En ne reconnaissant pas l’impact réel de la souffrance, cette perspective néglige également la nécessité d’un soutien empathique et d’une justice réparatrice. Les victimes de violence, de discrimination ou de catastrophes naturelles n’ont pas seulement besoin d’être entendues ; elles nécessitent un accompagnement et des ressources concrètes pour guérir et reconstruire leur vie. En attribuant la responsabilité des souffrances à l’individu, cette croyance le plonge dans un sentiment d’isolement profond, où il se sent accablé par une honte injustifiée. De plus, cette vision peut également créer un climat où l’individu se sent contraint de minimiser ses douleurs, par peur d’être jugé ou de passer pour une victime passive. En conséquence, il peut se voir empêché de chercher des solutions concrètes et réalistes à sa souffrance, se concentrant plutôt sur une quête individualiste de compréhension spirituelle qui ne répond pas à ses besoins matériels et émotionnels.

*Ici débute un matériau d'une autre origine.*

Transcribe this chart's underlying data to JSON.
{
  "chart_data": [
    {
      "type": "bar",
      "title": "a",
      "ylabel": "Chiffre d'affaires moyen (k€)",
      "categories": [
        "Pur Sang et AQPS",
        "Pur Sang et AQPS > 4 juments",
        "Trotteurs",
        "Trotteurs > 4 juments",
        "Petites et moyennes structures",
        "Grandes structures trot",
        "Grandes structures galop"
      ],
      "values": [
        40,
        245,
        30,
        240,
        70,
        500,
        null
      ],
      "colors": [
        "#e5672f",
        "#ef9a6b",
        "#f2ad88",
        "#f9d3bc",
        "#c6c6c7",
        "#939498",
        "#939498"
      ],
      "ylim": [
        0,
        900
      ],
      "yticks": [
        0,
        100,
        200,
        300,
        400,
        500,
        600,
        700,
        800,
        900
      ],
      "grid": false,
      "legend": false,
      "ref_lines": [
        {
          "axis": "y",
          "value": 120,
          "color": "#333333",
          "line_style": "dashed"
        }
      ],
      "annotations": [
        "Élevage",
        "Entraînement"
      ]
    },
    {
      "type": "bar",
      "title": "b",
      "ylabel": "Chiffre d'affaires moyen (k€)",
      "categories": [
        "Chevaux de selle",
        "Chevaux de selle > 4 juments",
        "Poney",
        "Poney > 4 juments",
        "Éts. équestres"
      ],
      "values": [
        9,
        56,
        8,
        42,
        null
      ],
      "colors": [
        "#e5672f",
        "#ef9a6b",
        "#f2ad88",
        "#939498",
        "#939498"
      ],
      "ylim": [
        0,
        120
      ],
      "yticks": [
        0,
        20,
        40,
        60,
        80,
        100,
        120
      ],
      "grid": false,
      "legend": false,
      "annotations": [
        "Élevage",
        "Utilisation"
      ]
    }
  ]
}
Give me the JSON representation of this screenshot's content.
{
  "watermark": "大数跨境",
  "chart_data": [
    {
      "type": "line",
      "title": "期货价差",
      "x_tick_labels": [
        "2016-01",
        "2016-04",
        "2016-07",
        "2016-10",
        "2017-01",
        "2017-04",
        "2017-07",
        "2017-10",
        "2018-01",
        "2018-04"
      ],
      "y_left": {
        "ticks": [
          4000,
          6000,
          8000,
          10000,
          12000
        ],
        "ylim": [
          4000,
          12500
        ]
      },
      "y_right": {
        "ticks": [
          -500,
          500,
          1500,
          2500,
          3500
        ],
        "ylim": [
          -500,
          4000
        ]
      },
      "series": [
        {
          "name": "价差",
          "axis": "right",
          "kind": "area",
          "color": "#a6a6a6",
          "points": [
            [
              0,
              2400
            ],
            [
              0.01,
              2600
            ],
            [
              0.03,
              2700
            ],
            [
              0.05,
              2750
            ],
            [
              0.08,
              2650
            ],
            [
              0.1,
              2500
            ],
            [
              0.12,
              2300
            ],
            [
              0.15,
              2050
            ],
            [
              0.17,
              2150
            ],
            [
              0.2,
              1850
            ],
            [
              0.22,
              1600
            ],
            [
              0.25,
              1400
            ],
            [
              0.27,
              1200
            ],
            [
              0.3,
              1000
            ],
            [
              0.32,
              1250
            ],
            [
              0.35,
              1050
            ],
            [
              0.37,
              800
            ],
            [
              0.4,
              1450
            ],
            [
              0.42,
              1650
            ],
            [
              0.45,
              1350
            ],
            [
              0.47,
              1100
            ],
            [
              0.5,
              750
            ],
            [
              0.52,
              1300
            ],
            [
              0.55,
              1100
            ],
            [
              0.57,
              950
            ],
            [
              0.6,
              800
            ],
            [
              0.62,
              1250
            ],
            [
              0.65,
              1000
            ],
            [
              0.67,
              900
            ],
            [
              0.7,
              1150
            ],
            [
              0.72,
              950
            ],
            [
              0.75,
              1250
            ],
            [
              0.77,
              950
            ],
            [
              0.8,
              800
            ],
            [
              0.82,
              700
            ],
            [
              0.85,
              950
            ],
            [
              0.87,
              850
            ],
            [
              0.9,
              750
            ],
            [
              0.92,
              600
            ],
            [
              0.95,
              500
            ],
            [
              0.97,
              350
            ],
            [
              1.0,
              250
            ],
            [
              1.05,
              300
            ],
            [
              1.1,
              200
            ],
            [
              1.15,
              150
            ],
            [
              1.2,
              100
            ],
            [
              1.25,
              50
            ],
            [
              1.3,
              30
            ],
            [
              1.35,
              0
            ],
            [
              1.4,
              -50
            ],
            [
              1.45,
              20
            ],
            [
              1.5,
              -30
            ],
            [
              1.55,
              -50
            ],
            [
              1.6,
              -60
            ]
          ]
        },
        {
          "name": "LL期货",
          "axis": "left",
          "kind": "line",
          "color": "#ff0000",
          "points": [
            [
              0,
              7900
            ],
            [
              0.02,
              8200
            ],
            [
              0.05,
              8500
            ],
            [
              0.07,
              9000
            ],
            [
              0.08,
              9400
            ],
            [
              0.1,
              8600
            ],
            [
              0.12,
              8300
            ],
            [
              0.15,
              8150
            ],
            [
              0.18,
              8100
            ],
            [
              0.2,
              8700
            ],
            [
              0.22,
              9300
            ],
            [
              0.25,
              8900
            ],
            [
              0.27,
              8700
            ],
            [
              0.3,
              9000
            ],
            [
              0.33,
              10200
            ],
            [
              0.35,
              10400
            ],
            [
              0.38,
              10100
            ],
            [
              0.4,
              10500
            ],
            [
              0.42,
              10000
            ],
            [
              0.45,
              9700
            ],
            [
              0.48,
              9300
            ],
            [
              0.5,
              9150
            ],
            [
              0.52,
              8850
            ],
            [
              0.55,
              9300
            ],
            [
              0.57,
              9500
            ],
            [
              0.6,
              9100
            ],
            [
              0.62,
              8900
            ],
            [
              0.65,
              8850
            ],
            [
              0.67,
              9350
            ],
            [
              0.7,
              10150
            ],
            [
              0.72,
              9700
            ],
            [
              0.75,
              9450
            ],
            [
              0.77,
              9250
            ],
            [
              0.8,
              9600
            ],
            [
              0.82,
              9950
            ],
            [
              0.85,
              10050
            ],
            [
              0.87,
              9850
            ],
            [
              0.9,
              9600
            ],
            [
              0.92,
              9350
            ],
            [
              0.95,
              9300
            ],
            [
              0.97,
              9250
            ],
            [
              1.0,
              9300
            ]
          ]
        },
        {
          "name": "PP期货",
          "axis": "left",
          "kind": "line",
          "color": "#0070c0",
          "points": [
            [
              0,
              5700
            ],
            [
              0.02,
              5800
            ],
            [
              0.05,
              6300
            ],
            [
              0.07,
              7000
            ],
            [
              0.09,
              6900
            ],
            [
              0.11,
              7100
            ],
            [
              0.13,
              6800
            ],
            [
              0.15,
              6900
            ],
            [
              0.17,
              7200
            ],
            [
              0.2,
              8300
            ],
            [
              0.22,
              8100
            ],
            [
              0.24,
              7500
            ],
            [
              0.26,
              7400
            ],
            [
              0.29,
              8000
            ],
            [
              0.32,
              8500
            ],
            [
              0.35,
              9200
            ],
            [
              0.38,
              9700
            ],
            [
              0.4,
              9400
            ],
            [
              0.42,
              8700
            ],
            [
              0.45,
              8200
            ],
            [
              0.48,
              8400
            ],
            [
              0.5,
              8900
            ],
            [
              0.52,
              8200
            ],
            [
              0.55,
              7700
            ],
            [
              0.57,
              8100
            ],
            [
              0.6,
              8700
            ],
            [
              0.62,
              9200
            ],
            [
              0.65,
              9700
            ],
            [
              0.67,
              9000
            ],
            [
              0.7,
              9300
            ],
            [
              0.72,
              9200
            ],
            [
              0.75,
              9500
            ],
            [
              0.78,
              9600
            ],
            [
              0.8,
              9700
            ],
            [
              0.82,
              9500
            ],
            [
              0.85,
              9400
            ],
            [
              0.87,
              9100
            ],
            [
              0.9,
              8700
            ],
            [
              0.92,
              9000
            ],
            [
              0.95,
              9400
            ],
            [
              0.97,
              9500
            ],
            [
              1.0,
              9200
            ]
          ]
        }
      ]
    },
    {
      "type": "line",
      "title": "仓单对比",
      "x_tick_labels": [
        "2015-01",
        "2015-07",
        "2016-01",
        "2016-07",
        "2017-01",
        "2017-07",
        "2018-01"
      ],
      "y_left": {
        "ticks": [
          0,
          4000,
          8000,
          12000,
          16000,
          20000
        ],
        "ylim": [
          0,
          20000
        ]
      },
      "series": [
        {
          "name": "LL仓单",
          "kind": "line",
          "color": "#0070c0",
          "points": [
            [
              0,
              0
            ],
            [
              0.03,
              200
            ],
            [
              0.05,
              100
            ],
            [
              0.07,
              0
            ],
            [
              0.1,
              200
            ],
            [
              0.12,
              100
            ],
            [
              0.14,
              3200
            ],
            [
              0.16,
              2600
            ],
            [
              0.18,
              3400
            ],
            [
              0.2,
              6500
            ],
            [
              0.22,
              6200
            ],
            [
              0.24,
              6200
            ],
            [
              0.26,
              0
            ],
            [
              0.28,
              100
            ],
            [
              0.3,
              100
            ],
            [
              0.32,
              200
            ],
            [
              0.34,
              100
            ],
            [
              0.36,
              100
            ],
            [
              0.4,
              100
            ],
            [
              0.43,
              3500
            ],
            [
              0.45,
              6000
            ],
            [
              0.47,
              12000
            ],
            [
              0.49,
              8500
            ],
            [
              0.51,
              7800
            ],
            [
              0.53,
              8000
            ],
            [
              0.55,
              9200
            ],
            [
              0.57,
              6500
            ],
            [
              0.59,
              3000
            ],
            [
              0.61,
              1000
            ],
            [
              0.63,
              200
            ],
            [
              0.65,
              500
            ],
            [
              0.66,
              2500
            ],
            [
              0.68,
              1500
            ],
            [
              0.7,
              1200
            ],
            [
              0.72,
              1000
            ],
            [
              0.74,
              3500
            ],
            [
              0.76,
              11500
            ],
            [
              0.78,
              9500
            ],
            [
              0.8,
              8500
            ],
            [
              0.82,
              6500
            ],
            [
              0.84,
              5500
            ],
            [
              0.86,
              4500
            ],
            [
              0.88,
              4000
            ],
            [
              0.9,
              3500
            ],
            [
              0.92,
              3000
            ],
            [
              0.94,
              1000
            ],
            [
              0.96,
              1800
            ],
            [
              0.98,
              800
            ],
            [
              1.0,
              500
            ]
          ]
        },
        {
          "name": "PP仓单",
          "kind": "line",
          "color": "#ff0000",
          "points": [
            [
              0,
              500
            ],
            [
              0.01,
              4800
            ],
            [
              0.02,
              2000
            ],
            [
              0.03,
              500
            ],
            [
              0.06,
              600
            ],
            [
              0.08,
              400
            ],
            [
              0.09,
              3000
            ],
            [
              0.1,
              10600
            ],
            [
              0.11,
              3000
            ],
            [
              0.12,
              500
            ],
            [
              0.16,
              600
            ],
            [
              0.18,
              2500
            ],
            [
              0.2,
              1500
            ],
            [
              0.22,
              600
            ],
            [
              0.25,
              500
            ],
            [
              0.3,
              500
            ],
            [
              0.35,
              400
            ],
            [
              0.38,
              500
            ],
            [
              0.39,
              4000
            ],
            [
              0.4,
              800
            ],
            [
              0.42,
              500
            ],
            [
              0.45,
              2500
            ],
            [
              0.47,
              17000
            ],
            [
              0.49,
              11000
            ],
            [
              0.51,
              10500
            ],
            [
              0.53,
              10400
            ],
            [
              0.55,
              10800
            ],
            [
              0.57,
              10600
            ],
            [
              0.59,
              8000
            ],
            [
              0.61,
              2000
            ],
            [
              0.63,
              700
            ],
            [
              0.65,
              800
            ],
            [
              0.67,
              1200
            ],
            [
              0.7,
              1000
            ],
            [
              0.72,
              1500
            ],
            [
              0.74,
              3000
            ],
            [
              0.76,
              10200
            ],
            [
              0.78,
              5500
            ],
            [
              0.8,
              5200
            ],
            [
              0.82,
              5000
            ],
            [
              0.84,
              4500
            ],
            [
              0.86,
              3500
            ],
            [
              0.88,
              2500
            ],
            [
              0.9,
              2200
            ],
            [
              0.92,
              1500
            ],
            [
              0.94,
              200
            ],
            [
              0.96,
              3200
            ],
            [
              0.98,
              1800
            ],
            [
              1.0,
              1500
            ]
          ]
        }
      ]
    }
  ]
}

En dépolitisant certains sujets comme les inégalités sociales, on empêche les individus d’agir collectivement en réduisant les conséquences des inégalités à des problèmes individuels et non à des problématiques de société.
Vocabulaire :
Dépolitiser : Action de retirer la dimension politique d’une chose, d’un sujet, d’une cause ou d’ôter la conscience politique d’un individu.
Causalité : Rapport de la cause à l’effet, l’influence par laquelle un événement, un processus, un état ou un objet (une cause) contribue à la production d’un autre événement, processus, état ou objet (un effet) considéré comme sa conséquence.
Systémique : Qui est relatif à un système dans son ensemble, qui étudie tout phénomène comme un ensemble complexe d’interactions.
Le Dr Michael Newton est un psychothérapeute américain spécialisé dans les régressions pour soigner les traumas, techniques controversées notamment à cause du problème des faux-souvenirs.
Brian Weiss est un psychiatre américain. Ses recherches portent sur la réincarnation, les vies antérieures et la survie de l’âme après la mort.